Market Update: City of Vancouver Adjusts DCL & CAC Rates
Next week the City of Vancouver will consider recommendations to revise DCL and CAC rates. This comes following a decision earlier this year to allow increases to CAC (Community Amenity Contribution) target rates that did not have an inflation mechanism similar to Development Cost Levies (DCL’s – which allowed inflation starting back in 2009). The intent of the increase rates is to keep revenues in line with inflation in property values and construction costs.
DCL Rate Adjustments
The City currently has a City-wide DCL District (which accounts for the majority of land area and development in the City).

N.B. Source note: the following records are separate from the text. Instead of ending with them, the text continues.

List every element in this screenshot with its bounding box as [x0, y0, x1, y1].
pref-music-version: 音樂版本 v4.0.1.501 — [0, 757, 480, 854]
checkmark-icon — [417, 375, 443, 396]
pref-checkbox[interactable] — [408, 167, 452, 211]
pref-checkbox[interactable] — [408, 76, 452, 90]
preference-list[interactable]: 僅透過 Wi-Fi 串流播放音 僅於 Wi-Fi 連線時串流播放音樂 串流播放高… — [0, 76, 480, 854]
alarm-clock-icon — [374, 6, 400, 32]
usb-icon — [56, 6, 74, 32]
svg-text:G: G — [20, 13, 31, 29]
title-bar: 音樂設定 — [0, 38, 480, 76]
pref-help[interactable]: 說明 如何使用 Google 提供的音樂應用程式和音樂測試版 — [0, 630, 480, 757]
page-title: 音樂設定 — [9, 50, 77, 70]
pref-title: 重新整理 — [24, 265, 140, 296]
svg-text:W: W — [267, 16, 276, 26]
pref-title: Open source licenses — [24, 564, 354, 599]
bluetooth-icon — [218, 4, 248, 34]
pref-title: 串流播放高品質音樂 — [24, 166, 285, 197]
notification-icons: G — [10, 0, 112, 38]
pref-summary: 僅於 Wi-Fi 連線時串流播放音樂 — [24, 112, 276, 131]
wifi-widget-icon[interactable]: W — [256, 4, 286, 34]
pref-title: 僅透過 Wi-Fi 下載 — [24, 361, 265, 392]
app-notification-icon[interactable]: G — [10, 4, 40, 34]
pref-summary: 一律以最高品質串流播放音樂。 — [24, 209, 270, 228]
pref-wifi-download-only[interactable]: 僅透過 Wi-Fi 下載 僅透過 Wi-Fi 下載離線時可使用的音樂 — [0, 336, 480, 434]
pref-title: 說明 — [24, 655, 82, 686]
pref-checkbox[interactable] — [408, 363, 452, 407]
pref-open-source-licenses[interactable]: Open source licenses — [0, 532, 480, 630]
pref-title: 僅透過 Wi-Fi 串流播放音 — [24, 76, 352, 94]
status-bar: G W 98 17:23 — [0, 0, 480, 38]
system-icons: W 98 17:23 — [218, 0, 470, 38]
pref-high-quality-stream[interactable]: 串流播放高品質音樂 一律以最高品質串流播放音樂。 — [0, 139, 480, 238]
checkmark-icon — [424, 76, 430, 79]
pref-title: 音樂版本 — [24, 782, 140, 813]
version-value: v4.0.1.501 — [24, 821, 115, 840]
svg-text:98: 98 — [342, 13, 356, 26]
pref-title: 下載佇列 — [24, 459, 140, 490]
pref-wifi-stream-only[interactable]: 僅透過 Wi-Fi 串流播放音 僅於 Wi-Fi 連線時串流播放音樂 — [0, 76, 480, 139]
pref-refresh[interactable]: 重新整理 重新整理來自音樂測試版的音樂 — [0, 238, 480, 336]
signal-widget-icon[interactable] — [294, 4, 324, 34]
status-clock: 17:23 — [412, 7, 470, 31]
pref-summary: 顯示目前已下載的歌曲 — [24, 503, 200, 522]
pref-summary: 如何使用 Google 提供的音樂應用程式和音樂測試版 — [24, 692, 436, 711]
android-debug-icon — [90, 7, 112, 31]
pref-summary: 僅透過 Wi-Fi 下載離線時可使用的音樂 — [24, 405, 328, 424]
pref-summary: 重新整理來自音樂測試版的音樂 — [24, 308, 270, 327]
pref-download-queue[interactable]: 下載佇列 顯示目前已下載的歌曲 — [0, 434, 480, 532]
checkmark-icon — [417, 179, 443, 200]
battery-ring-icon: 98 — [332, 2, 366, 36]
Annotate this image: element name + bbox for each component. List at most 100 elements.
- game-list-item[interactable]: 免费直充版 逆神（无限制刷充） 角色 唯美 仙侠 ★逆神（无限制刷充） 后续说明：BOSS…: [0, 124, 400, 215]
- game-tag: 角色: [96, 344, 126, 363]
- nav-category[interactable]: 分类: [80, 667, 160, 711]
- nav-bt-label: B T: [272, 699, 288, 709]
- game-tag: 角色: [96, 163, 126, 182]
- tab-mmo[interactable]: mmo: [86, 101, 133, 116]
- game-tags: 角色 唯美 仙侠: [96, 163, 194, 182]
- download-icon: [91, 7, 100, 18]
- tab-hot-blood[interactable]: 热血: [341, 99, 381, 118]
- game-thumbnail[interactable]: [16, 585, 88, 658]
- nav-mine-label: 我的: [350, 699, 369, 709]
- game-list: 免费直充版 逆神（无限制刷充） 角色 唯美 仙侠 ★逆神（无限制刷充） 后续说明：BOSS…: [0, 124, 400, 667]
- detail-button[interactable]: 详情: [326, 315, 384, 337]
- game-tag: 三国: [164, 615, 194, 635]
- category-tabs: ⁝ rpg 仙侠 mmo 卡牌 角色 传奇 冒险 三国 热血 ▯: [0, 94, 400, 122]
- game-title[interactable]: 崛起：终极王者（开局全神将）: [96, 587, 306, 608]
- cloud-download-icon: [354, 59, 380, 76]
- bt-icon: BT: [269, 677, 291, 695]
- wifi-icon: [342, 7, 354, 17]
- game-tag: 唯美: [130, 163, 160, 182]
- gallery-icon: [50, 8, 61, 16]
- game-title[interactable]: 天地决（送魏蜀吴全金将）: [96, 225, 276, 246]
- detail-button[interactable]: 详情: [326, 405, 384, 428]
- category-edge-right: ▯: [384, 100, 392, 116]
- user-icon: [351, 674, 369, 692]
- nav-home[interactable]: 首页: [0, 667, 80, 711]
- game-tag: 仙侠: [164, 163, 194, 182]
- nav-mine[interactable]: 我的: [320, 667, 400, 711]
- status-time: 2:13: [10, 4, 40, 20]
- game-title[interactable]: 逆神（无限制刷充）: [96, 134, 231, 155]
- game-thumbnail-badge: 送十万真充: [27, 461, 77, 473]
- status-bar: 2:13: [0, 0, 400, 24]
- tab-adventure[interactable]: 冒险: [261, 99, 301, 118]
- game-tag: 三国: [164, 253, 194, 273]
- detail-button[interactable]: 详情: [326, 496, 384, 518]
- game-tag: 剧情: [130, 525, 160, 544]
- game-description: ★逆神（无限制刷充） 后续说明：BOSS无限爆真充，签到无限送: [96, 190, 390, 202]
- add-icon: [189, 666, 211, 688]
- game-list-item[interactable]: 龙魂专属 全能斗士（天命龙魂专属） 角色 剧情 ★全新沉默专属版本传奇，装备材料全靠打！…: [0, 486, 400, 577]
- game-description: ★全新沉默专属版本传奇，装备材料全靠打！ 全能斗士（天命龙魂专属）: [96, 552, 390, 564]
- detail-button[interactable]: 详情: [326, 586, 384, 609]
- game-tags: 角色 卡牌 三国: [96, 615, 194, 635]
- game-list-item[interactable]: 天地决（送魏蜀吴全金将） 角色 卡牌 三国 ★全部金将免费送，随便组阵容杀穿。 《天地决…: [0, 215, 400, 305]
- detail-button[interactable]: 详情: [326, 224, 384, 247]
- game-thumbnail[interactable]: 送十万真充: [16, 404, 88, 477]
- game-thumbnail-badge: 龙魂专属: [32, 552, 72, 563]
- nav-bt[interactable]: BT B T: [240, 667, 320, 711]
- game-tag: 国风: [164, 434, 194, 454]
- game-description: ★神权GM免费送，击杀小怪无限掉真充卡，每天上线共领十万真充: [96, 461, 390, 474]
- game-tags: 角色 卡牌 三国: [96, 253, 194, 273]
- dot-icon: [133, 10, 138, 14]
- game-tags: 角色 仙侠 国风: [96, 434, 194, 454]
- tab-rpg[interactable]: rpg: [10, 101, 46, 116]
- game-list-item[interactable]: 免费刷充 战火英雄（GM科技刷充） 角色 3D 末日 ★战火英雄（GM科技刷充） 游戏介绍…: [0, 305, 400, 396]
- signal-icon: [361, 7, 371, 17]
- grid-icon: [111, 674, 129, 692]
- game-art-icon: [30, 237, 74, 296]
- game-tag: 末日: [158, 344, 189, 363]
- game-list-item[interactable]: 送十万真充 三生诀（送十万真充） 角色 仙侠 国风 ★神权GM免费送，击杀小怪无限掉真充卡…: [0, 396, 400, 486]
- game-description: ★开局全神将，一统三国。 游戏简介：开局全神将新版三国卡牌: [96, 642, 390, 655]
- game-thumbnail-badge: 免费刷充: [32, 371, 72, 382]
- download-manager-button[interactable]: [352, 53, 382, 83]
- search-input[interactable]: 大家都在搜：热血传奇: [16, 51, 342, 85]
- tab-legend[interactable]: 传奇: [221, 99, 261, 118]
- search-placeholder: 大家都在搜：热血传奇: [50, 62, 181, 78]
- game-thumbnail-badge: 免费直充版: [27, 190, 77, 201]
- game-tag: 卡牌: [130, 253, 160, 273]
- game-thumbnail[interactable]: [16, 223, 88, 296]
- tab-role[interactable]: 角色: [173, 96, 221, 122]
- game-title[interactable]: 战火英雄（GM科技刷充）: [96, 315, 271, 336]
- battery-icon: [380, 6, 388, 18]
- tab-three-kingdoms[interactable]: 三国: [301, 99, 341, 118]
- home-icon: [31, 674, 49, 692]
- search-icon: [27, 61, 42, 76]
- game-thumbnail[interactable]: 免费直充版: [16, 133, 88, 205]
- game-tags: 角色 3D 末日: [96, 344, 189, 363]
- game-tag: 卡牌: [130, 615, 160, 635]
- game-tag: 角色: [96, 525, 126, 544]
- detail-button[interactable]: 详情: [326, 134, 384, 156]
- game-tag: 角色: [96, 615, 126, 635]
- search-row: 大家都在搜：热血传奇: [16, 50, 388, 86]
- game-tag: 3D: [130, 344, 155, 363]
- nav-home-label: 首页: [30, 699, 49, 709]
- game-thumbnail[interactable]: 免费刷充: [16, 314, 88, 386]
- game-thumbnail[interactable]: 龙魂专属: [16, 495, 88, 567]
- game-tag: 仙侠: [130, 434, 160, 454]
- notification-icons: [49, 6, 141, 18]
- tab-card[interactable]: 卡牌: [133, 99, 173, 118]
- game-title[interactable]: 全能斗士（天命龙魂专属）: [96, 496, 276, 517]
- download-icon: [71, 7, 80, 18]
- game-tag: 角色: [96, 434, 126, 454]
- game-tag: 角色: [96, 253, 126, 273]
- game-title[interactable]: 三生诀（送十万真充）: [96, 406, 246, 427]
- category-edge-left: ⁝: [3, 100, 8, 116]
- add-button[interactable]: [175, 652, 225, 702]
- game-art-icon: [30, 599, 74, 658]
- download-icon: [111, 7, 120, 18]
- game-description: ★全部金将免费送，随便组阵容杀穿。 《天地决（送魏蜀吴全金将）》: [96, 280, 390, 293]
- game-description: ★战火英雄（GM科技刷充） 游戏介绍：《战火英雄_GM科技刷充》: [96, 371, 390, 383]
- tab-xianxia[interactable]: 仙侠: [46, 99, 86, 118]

The proposed 4.6% annual inflationary rate adjustment would result in the following rate changes:
- $0.60 per SF increase for higher density residential (>1.2 FSR) and commercial developments;
- $0.20 per SF increase for industrial development; and,
- $0.14 per SF increase for lower density residential (≤1.2 FSR) development.
- For residential and commercial development over 1.20 FSR, the DCL rate equates to $13.91 per SF
DCL Target Rate Adjustments
For CAC Targets, the proposed inflationary increase includes a one-time catch-up for inflation not captured since target rates were first established. In the case of Southeast False Creek, the adjustment extends back to 2007 while in Little Mountain Adjacent, Norquay and Cambie the adjustment extends back to 2013, and in Marpole the adjustment dates back to 2014. The magnitude of the rate increase which includes the one-time rate catch-up ranges from 8% in Marpole, 11% in Cambie Corridor, Norquay and Little Mountain Adjacent, and 25% in Southeast False Creek ( as previously noted, the % increase is much higher in areas where the catch-up period is longer).